Le novità in materia di ricarica rapida arrivano da diversi studi effettuati presso la Cockrell School of Engineering dell’Università di Austin (Texas) che ha sviluppato delle nuove celle che utilizzerebbero il vetro come elettrolita in modo da utilizzare un catodo in metallo (in potassio o sodio) che migliorerebbe notevolmente le prestazioni di queste batterie.

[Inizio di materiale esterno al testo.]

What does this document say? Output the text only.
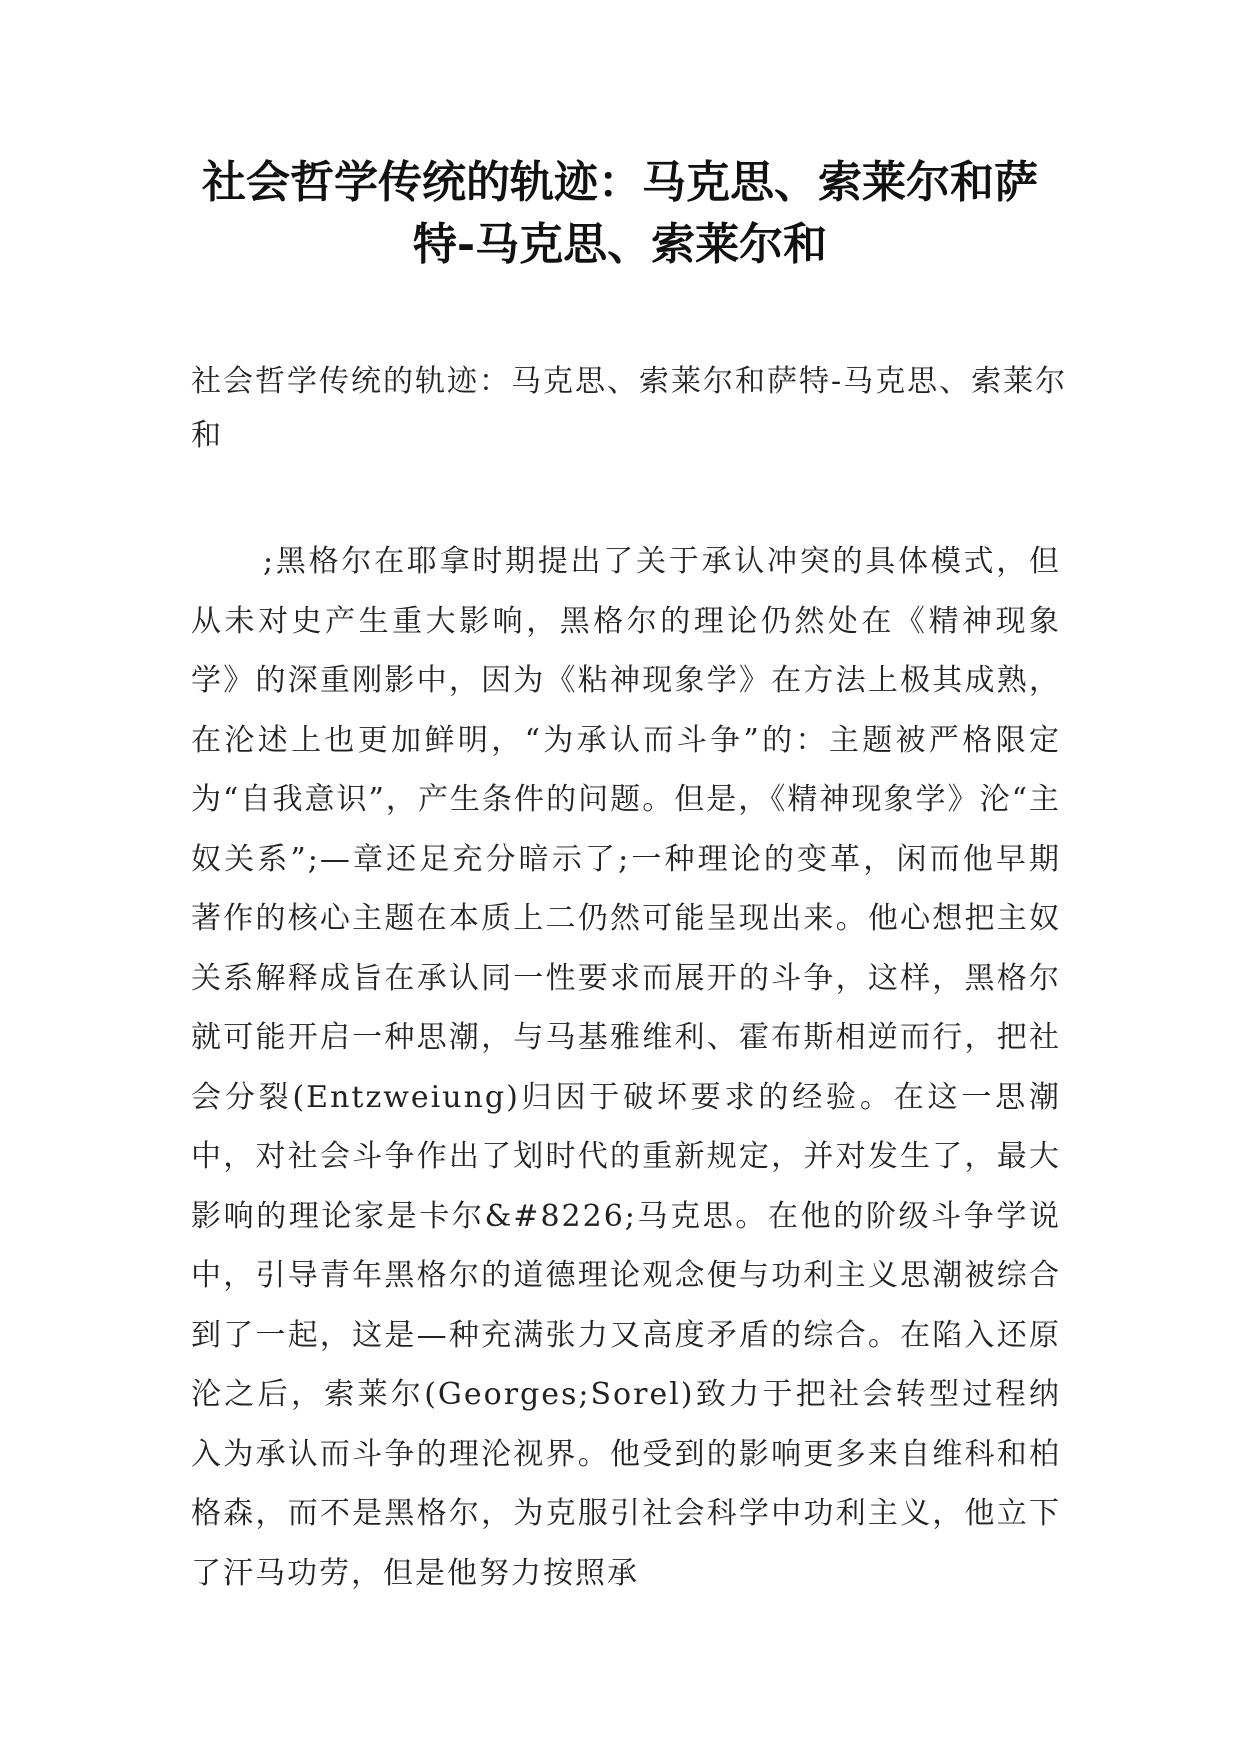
社会哲学传统的轨迹：马克思、索莱尔和萨特-马克思、索莱尔和

社会哲学传统的轨迹：马克思、索莱尔和萨特-马克思、索莱尔和

;黑格尔在耶拿时期提出了关于承认冲突的具体模式，但从未对史产生重大影响，黑格尔的理论仍然处在《精神现象学》的深重刚影中，因为《粘神现象学》在方法上极其成熟，在沦述上也更加鲜明，“为承认而斗争”的：主题被严格限定为“自我意识”，产生条件的问题。但是，《精神现象学》沦“主奴关系”;—章还足充分暗示了;一种理论的变革，闲而他早期著作的核心主题在本质上二仍然可能呈现出来。他心想把主奴关系解释成旨在承认同一性要求而展开的斗争，这样，黑格尔就可能开启一种思潮，与马基雅维利、霍布斯相逆而行，把社会分裂(Entzweiung)归因于破坏要求的经验。在这一思潮中，对社会斗争作出了划时代的重新规定，并对发生了，最大影响的理论家是卡尔&#8226;马克思。在他的阶级斗争学说中，引导青年黑格尔的道德理论观念便与功利主义思潮被综合到了一起，这是—种充满张力又高度矛盾的综合。在陷入还原沦之后，索莱尔(Georges;Sorel)致力于把社会转型过程纳入为承认而斗争的理沦视界。他受到的影响更多来自维科和柏格森，而不是黑格尔，为克服引社会科学中功利主义，他立下了汗马功劳，但是他努力按照承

Innanzitutto si eliminerebbero tutti i rischi di corto circuito, una maggiore resistenza alle temperature basse, una maggiore longevità delle batterie che potrebbero arrivare fino a circa 1200 cicli e, uno degli aspetti più interessanti, si velocizzerebbero i tempi di ricarica.

Inoltre queste nuove batterie a stato solido, a differenza di quelle ora in commercio, utilizzerebbero il sodio al posto del litio, un elemento presente in natura e che quindi sarebbe molto più semplice ed economico da smaltire, con grande beneficio anche per l’ambiente.

Il futuro delle batterie a ricarica rapida

Il progetto della Cockrell School of Engineering dell’Università di Austin per le batterie a stato solido per la ricarica rapida è stato portato avanti dal professor John Goodenough, che è stato uno degli inventori della tecnologia che ha permesso lo sviluppo delle batterie agli ioni di litio, che oggi utilizziamo regolarmente sui nostri dispositivi elettronici.

Per quel che riguarda il futuro delle batterie a stato solido c’è ovviamente da attendere; dal Texas aspettano qualche produttore che sia disposto ad investire per la realizzazione di un prototipo che possa permettere di studiare questa nuova tecnologia. I settori interessati sono tantissimi, non solo quelli degli smartphone, ma anche e forse soprattutto, ad esempio, quelli delle auto elettriche che necessitano di grandi quantità di energia da ricaricare in tempi rapidi.